Why this matters for network-facing components. Network components — NGINX, OpenSSL, SSH servers, VPN gateways, database ports — are the highest-value targets for attackers. A CVE in OpenSSL that affects your TLS stack or a CVE in SSHD that allows authentication bypass is exactly the kind of vulnerability that must be caught by network scanning. If NVD enrichment lag causes these to be missed, the hosts are scanned and cleared while remaining vulnerable.
Target systems: any organisation relying on NVD-enriched vulnerability scanning; network security teams responsible for CVE coverage of internet-facing and internal services; teams using Nessus, OpenVAS, Tenable.io, Qualys, Rapid7, or similar scanners.
Threat Model
Adversary 1 — Exploitation during NVD enrichment lag. A CVE in an internet-facing service is published. NVD has not yet enriched it with CVSS or CPE data. Your scanner runs, finds no match, and reports the host clean. An attacker using a PoC circulating in underground channels exploits the CVE before your scanner catches up.
Adversary 2 — Compliance false-positive clean. Your quarterly vulnerability scan report is submitted to auditors. The report shows no Critical CVEs. Three CVEs affecting your TLS infrastructure are not in the report because NVD enrichment lag prevented the scanner from classifying them. The compliance report is accurate per scanner output but inaccurate per actual risk.
Adversary 3 — CVSS-based SLA circumvented by unenriched CVE. Your patch SLA requires Critical CVEs to be patched in 7 days. A CVE with eventual CVSS 9.8 is unenriched for 60 days, so it never triggers the 7-day SLA. By the time NVD enriches it, it is already in the KEV catalog.
Configuration / Implementation
Step 1 — Measure your scanner’s NVD dependency
# Test: compare scanner results against OSV for the same software
# OpenVAS/GVM example — export scan results and cross-reference with OSV
# First, get the current unenriched CVEs for software you're scanning
# Query NIST NVD API for CVEs in "awaiting analysis" state
curl -s "https://services.nvd.nist.gov/rest/json/cves/2.0?cvssV3Severity=CRITICAL&noRejected" \
-H "apiKey: ${NVD_API_KEY}" | \
jq '[.vulnerabilities[] | select(.cve.vulnStatus == "Awaiting Analysis") | .cve.id]' | \
head -20
# This shows Critical CVEs that NVD has not yet scored — your scanner may be missing these
# Cross-reference: query OSV for the same CVEs
# OSV has independent enrichment and often has data before NVD
curl -s -X POST "https://api.osv.dev/v1/vulns/CVE-2024-XXXX" | jq '.severity'
Step 2 — Add OSV as a supplementary feed
#!/usr/bin/env python3
# scripts/osv-supplementary-scan.py
# Queries OSV for vulnerabilities affecting packages/software on your hosts
# Independent of NVD — often has earlier enrichment
import json
import urllib.request
import sys
from dataclasses import dataclass
@dataclass
class SoftwareComponent:
name: str
version: str
ecosystem: str # e.g., "PyPI", "npm", "Go", "Debian", "Alpine"

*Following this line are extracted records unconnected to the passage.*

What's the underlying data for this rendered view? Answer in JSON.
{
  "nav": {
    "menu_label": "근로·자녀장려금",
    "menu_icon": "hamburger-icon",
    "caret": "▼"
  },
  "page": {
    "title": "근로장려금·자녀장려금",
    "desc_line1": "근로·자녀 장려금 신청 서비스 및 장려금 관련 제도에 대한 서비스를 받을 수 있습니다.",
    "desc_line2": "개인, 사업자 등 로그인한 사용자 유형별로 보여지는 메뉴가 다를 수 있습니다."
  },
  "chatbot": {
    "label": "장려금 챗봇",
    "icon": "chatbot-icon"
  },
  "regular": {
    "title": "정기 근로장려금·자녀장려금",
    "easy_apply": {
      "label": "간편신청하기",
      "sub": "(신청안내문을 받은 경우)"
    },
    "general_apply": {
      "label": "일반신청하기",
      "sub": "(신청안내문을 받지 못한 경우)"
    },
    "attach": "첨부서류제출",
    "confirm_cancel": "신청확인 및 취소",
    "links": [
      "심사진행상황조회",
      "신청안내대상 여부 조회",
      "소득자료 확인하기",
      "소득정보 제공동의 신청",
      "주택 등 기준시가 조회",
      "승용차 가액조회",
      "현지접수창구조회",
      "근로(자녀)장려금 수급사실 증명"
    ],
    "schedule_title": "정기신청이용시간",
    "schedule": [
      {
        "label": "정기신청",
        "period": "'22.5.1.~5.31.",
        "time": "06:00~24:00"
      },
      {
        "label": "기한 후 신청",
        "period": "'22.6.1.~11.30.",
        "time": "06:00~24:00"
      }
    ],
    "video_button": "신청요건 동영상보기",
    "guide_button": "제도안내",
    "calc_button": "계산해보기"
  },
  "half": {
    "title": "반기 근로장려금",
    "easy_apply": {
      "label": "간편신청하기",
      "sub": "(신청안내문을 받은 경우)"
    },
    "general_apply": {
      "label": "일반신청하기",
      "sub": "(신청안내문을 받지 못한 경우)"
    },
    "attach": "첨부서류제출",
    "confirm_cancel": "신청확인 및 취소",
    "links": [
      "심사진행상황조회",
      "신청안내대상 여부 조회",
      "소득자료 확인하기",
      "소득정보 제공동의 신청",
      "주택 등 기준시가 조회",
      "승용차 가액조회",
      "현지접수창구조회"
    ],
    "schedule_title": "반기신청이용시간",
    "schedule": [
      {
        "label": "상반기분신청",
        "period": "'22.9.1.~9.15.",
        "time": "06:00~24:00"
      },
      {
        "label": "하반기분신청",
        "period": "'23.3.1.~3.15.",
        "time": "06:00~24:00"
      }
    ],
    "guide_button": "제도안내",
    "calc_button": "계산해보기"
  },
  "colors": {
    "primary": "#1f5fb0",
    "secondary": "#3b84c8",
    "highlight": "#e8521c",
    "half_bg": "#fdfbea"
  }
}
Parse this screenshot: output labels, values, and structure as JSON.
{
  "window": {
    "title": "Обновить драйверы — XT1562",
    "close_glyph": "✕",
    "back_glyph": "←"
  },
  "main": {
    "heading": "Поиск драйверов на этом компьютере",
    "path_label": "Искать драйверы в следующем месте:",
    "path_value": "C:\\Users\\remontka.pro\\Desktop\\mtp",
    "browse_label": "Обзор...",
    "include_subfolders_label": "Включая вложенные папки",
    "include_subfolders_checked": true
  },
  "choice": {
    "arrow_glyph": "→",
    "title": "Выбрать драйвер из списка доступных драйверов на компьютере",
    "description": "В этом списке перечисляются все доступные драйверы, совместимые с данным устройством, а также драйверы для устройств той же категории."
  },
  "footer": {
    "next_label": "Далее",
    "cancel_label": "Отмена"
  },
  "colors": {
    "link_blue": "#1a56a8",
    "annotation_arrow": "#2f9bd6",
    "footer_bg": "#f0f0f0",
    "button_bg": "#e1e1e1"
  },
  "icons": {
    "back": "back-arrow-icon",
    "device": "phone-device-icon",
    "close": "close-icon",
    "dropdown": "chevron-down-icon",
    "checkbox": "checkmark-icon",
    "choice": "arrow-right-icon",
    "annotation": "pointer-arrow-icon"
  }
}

def query_osv_for_package(component: SoftwareComponent) -> list[dict]:
"""Query OSV for vulnerabilities affecting a specific package version."""
url = "https://api.osv.dev/v1/query"
query = json.dumps({
"version": component.version,
"package": {
"name": component.name,
"ecosystem": component.ecosystem
}
}).encode()
try:
req = urllib.request.Request(
url, data=query,
headers={"Content-Type": "application/json"}
)
with urllib.request.urlopen(req, timeout=15) as resp:
return json.loads(resp.read()).get("vulns", [])
except Exception as e:
print(f"Warning: OSV query failed for {component.name}: {e}", file=sys.stderr)
return []
def get_severity_from_osv(vuln: dict) -> str:
"""Extract severity from OSV entry — uses CVSS if available."""
for severity in vuln.get("severity", []):
if severity.get("type") == "CVSS_V3":
score_str = severity.get("score", "")
# Parse CVSS vector for base score
for part in score_str.split("/"):
if "AV:" in score_str:
# Rough severity mapping from CVSS vector
if "CVSS:3" in score_str:
return "CVSS_V3"
return "unknown"
# Example: scan network-facing components
NETWORK_COMPONENTS = [
SoftwareComponent("openssl", "3.0.7", "ecosystem-unknown"), # Use actual version
SoftwareComponent("nginx", "1.24.0", "ecosystem-unknown"),
SoftwareComponent("openssh", "9.0p1", "ecosystem-unknown"),
]
# For Linux packages, query the OS package ecosystem
DEBIAN_PACKAGES = [
SoftwareComponent("openssl", "3.0.11-1~deb12u2", "Debian"),
SoftwareComponent("nginx", "1.22.1-9", "Debian"),
]
if __name__ == "__main__":
all_findings = []
for pkg in DEBIAN_PACKAGES:
vulns = query_osv_for_package(pkg)
for vuln in vulns:
vuln_id = vuln.get("id", "")
aliases = vuln.get("aliases", [])
cve_ids = [a for a in aliases if a.startswith("CVE-")]
all_findings.append({
"package": pkg.name,
"version": pkg.version,
"osv_id": vuln_id,
"cve_ids": cve_ids,
"summary": vuln.get("summary", ""),
"published": vuln.get("published", ""),
})
print(f"OSV findings: {len(all_findings)}")
for f in all_findings:
cves = ", ".join(f["cve_ids"]) or f["osv_id"]
print(f" {f['package']} {f['version']}: {cves}")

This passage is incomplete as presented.